- 27.03.2025, Perşembe
Milli güçler, milli markaları harcatmaz!
***
Buna karşın, AK Parti ve Cumhurbaşkanı Tayyip Erdoğan, üç ana noktayı vurguluyor:1- Bilgi ve belgeleri getirenlerin hepsi bizzat CHP'lidir. İtirafçı olmak için sıraya girdiler. CHP'deki iç savaş sebebiyle de olsa yolsuzluk çarkınız deşifre olmuştur. Şimdi çalana değil, yakalayana kızıyorlar. Görevini yapanları değil, yolsuzluğa bulaşanları savunuyorlar.
2- Yargının iddialarının hiçbirine cevap veremeyen CHP yönetimi, insanları sokağa döküp ülkede kaos çıkarmaya çalışarak skandalı örtbas etme çabasına girişti. Sizin paylaşım kavganız sebebiyle başlayan yargı sürecini niye bize mal ediyorsunuz?

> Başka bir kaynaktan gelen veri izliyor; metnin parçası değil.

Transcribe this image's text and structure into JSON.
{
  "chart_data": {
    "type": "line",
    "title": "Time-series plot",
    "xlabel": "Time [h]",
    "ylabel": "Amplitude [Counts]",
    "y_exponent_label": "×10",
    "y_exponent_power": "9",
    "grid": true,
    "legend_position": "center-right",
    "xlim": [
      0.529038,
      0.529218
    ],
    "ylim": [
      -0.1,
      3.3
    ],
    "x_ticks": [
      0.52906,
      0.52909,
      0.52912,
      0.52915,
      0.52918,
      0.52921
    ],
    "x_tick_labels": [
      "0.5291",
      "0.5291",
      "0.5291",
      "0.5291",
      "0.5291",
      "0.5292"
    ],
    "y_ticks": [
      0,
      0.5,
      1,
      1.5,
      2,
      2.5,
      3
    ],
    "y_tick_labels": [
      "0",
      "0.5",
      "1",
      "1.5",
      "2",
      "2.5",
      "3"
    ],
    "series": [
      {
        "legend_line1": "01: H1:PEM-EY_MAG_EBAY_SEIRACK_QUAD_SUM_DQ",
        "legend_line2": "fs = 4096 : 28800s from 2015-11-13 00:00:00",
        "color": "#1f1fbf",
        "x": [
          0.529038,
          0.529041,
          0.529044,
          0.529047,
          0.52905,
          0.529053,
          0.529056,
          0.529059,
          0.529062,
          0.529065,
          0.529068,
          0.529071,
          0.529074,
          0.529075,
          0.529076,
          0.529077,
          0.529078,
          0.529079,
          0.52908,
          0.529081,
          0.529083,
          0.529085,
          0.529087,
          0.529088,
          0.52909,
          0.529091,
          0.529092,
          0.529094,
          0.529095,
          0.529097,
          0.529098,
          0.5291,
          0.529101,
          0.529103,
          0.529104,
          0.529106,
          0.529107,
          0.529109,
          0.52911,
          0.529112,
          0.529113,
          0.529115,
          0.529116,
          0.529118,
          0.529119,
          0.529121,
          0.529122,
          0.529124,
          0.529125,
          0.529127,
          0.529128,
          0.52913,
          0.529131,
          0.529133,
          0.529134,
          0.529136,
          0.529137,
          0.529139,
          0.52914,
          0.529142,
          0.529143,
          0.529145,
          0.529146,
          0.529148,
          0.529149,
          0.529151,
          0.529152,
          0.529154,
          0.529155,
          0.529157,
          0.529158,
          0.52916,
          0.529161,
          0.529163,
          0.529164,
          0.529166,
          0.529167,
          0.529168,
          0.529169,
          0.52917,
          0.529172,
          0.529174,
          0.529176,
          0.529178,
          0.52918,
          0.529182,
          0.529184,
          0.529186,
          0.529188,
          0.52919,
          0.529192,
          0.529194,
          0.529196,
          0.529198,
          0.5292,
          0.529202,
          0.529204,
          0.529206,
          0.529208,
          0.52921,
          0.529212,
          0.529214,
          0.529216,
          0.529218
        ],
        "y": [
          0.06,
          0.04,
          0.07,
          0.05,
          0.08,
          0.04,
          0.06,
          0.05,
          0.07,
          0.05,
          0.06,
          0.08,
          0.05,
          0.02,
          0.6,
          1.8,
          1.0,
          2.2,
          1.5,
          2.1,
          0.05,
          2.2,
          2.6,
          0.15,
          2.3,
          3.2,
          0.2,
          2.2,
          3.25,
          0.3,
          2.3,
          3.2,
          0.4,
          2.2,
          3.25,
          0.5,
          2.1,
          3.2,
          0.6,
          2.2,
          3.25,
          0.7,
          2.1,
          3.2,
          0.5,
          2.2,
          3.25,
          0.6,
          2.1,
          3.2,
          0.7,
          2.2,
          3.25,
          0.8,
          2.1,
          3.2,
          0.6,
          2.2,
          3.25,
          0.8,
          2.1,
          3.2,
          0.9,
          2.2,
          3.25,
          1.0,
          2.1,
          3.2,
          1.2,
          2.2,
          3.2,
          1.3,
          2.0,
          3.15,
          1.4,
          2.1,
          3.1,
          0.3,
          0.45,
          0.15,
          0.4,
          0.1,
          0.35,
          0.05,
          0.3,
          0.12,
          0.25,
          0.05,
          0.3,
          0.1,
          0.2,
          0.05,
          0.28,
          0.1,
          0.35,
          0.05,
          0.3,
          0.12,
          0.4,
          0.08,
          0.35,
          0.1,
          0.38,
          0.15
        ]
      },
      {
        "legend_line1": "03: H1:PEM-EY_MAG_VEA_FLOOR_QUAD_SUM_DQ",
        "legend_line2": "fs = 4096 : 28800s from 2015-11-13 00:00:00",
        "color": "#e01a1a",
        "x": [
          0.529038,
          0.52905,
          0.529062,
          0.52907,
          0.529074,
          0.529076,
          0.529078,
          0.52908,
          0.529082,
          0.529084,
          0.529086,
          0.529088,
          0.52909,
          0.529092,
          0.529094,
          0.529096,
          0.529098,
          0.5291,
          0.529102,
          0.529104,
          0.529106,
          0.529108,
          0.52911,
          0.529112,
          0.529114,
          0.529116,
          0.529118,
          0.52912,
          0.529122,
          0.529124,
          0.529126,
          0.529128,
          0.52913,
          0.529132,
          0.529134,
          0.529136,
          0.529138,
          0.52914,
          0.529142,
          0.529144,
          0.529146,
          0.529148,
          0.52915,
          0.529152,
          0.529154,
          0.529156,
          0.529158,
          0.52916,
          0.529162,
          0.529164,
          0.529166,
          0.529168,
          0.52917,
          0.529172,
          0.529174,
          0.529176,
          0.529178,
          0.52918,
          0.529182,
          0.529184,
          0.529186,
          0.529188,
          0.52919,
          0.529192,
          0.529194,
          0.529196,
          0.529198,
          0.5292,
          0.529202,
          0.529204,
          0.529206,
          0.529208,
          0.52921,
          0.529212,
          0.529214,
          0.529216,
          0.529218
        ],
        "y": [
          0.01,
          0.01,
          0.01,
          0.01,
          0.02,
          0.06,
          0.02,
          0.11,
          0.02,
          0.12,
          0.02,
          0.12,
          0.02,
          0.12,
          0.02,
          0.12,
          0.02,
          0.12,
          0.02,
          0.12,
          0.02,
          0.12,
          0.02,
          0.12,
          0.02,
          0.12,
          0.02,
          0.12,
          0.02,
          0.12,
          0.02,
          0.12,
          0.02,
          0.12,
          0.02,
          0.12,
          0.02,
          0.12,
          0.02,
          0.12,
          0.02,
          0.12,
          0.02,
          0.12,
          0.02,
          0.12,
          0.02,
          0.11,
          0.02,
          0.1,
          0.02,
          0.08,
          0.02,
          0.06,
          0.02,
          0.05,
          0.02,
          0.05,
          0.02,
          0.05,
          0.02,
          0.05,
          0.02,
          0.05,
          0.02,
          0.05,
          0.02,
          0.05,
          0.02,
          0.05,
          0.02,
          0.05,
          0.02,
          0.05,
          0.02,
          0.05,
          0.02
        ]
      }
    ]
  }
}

3- Vergilerden aktarılan kaynaklar, hizmet yerine birilerinin şahsi çıkarları ve hırsları için kullanılıyor. Heybedeki büyük turplar ortaya saçıldığında bırakın milleti, kendi yakınlarının suratlarına bakacak yüzleri dahi kalmayacak.
Kuşkusuz Cumhurbaşkanı Erdoğan'ın çok kızdığı hususlar da var. Bunların tamamı dünkü AK Parti Grup Toplantısı'nda kayda geçirildi.

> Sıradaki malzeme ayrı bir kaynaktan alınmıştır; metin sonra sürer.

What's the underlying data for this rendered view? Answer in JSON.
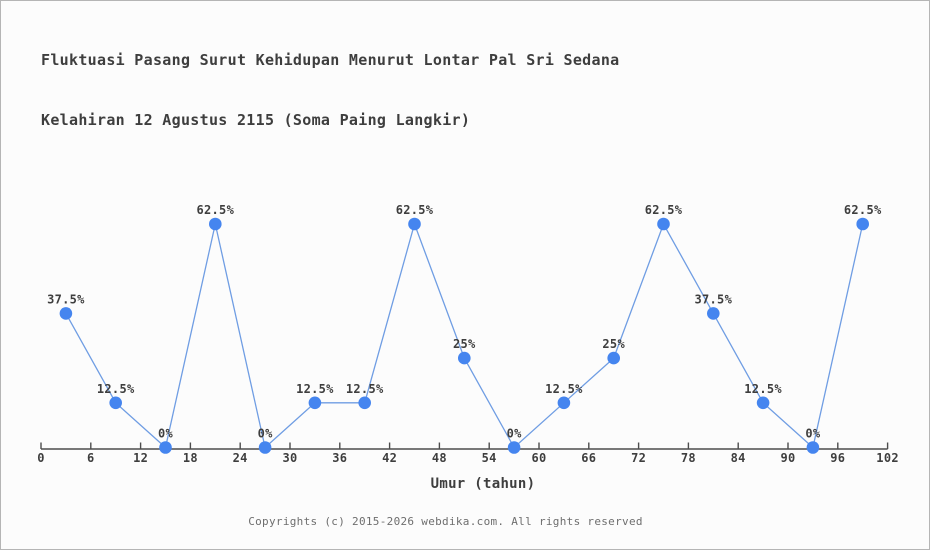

1- Pazartesi akşamı yaşanan namussuzluğu zehirli dilinizle siz hazırladınız. Millete hakaret edenlere, sırf AK Parti karşıtı diye siz prim verdiniz. Şimdi çıkmışlar nedamet cümleleri kuruyor, sosyal medyadan ahlakçılık yaparak güya küfürbazlarla aralarına mesafe koymaya çalışıyorlar! Yaşanan alçaklığın (merhum Tenzile Erdoğan anneye edilen küfürlerin!) sebebi, CHP yönetiminin tükenmişliğidir.
2- Ülkenizi yabancılara kötülemekten hiç mi utanmıyorsunuz? Allah aşkına, "Türk ekonomisine zarar vereceğim" diyen bir ana muhalefet partisi lideri olur mu?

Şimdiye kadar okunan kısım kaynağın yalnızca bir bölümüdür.